Within Canada, the October startup of Enbridge’s Line 3 replacement project has expanded capacity from 390,000 b/d to 760,000 b/d and essentially ended the pipeline bottleneck into the US.
With the capacity to now ship 3.2 million b/d across 8,600 miles, Enbridge’s Mainline network, including Line 3, is by far Canada’s largest crude transporter and exporter, moving supplies from the Alberta oil sands to the Ontario and US Midwest refining markets — and farther to the Cushing, Oklahoma storage and pricing hub, and to the US Gulf Coast through additional pipelines.
Heavy Canadian crude pricing has come under pressure over the past several weeks due to increasing Canadian production in Alberta, as well as the prospect of more sour grades in the market, including Shell restarting more production in November from its Mars and Ursa platforms in the US Gulf of Mexico that were impacted by Hurricane Ida.
Other Mainline optimization expansions may depend on the status of Mainline contracting. The Canada Energy Regulator just rejected Enbridge’s longstanding effort to switch the monthly tolling system to long-term contracts, potentially shifting volumes and flows. A redesigned Enbridge proposal will not be resolved until 2023, Enbridge said.

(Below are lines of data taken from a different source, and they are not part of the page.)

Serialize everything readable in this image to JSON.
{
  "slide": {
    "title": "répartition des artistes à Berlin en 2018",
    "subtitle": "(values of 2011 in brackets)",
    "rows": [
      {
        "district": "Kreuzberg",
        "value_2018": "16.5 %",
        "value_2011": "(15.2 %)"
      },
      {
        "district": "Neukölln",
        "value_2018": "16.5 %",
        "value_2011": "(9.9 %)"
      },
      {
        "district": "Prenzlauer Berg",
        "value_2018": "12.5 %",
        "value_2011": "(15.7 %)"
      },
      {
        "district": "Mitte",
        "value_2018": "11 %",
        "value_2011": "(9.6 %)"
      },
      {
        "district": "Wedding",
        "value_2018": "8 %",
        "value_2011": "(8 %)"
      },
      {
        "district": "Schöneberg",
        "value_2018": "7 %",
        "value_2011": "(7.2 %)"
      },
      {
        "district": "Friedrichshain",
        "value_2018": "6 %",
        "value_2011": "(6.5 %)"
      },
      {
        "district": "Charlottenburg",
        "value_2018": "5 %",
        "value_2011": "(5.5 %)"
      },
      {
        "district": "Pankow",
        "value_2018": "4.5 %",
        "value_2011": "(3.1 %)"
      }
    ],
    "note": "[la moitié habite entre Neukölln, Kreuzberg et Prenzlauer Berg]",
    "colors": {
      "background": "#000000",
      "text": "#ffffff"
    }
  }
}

So, next up is the ongoing expansion of the east-to-west Trans Mountain system in Canada that will hike crude capacity from more than 300,000 b/d to 890,000 b/d. The project is slated for completion by the end of 2022, but energy analysts said construction and flooding delays likely will push it back at least until mid-2023.
Sonya Savage, the Alberta energy minister, visited Enbridge’s Seaway terminal while she was in Houston in December for the World Petroleum Congress.
“The Line 3 expansion was critical to Alberta. We need more access to the US Gulf Coast,” Savage said. “The refineries in Houston are looking for a heavier blend, which comes from the oil sands.”